Gece yatarken rüya kapını açık bırak, geleceğim derdi. Ben de öyle yapıyordum ama ne yazık ki bilinçaltım rüyada bile buluşmamıza izin vermiyordu. Tam buluşacakken o fırtına sesi kulaklarımı çınlatıyor ve onu kollarımdan çekip alıyordu. Zaman her şeyin ilacıdır derler ya, aslında yok öyle bir şey. Sevdiği birini kaybettiğinde insanın gönlünde kırk mum yanarmış, sonra her gün bir mum sönermiş. Otuz dokuz tanesi sönünce, kırkıncının da sönmesini beklermiş insan ama o kırkıncı mum bir ömür yanarmış. Zaman geçtikçe acının gerçekliğini fark ettim. İnsanlar, Artık toparlanmalısın, hayata kaldığın yerden devam etmelisin diyorlardı ama kaldığım yer onun kollarıydı. Benim için devamı yoktu. Yine ara sıra onu rüyamda görüyorum ama artık yüzünü seçemiyorum. Gittikçe bulanıklaşıyor. Sanırım bu bir işaret. Önemli olan işareti nasıl yorumlayacağım. Bu, Unut ve yoluna devam et mi demek yoksa Artık yanıma gel aşkım mı demek?
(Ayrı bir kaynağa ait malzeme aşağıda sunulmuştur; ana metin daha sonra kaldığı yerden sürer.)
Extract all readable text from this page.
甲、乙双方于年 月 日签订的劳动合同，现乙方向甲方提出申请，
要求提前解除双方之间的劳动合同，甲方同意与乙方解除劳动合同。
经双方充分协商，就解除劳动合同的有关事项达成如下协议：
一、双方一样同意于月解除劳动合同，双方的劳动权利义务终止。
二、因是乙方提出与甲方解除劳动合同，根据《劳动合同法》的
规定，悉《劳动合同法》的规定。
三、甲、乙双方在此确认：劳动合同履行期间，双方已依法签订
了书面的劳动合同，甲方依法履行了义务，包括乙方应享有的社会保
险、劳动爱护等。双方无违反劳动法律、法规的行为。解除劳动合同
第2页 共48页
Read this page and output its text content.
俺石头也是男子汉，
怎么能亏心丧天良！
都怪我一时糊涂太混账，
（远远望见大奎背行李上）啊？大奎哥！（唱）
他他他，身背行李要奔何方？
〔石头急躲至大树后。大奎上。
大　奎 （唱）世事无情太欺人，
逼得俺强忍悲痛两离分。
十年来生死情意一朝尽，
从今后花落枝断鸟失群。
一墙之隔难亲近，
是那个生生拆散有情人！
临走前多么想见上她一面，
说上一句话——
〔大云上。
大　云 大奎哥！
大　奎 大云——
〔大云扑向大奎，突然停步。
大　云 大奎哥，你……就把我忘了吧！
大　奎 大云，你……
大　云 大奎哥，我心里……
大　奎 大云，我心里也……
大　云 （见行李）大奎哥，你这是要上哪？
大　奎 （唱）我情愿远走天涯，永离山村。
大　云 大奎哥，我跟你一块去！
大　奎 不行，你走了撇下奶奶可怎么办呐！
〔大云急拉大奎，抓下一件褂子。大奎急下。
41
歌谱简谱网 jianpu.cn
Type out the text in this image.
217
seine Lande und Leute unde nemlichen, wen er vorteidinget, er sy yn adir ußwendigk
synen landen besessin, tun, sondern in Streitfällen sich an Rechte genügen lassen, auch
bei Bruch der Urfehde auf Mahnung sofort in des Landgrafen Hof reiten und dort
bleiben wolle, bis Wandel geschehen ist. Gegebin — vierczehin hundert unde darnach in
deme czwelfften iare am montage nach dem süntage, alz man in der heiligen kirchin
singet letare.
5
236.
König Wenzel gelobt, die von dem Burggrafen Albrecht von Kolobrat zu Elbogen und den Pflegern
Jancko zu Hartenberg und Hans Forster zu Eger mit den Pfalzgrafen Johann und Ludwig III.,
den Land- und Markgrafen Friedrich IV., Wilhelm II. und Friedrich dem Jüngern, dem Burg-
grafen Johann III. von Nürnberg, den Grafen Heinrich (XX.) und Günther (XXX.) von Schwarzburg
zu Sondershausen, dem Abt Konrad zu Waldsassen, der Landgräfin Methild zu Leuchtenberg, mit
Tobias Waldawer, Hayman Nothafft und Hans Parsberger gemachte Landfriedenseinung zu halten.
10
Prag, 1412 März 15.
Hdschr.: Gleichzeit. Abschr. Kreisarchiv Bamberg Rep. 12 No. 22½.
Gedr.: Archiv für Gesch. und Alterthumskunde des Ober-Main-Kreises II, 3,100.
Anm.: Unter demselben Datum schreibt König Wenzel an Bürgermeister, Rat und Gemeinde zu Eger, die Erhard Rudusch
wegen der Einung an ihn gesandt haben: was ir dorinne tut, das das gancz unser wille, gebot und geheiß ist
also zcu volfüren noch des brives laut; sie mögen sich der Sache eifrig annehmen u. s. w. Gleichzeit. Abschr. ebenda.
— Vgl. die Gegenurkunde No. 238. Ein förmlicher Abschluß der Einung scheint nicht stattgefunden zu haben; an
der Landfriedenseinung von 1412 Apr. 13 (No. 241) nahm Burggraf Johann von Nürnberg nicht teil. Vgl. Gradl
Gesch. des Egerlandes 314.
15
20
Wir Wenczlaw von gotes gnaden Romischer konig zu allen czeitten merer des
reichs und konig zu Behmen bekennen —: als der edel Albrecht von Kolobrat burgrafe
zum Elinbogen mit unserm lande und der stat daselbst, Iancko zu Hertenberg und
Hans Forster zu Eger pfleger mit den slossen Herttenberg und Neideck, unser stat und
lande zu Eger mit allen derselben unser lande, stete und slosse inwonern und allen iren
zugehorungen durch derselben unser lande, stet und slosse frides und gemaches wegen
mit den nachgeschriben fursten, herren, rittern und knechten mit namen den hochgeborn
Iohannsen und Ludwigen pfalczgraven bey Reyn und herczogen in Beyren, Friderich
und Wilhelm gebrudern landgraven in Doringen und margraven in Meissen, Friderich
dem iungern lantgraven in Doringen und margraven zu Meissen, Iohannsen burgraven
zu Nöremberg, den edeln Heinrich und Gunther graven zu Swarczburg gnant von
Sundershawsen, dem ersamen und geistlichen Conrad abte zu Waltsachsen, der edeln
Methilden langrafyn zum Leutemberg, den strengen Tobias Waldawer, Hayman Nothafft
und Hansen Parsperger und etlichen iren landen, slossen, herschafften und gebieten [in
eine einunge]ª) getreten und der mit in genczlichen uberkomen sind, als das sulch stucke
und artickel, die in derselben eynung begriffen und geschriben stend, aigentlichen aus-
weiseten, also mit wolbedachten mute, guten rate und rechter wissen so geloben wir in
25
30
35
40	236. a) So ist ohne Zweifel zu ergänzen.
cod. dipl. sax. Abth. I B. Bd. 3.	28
Aycan Keskin,1975 yılında Lefkoşa'da doğdu. Yazı ile okul sıralarında tanıştıktan sonra bir daha kopamadı. Zaman içinde yazmak vazgeçilmez bir tutkusu haline dönüştü. Yazılanları paylaşmanın mutluluğunu keşfedince bu romanı yazmaya karar verdi.
Yazar, bu ilk romanında, herhangi bir kadının yaşayabildikleri ve yaşayamadıkları kadar hayatın fırtınaları içinde hissettiklerinin de neler olduğunu anlamaya çalışmıştır. Bu anlamda sayfalar arasında ilerlerken farklı duyguların kıyısına uğrayacaksınız.
Ankara Üniversitesi Kimya Bölümü'nü bitiren yazar, evli ve iki çocuk annesidir. Halen kimya öğretmenliği yapmakta ve zamanının önemli bir bölümünü hayattan biriktirdiklerini yazıya aktarmaya ayırmaktadır.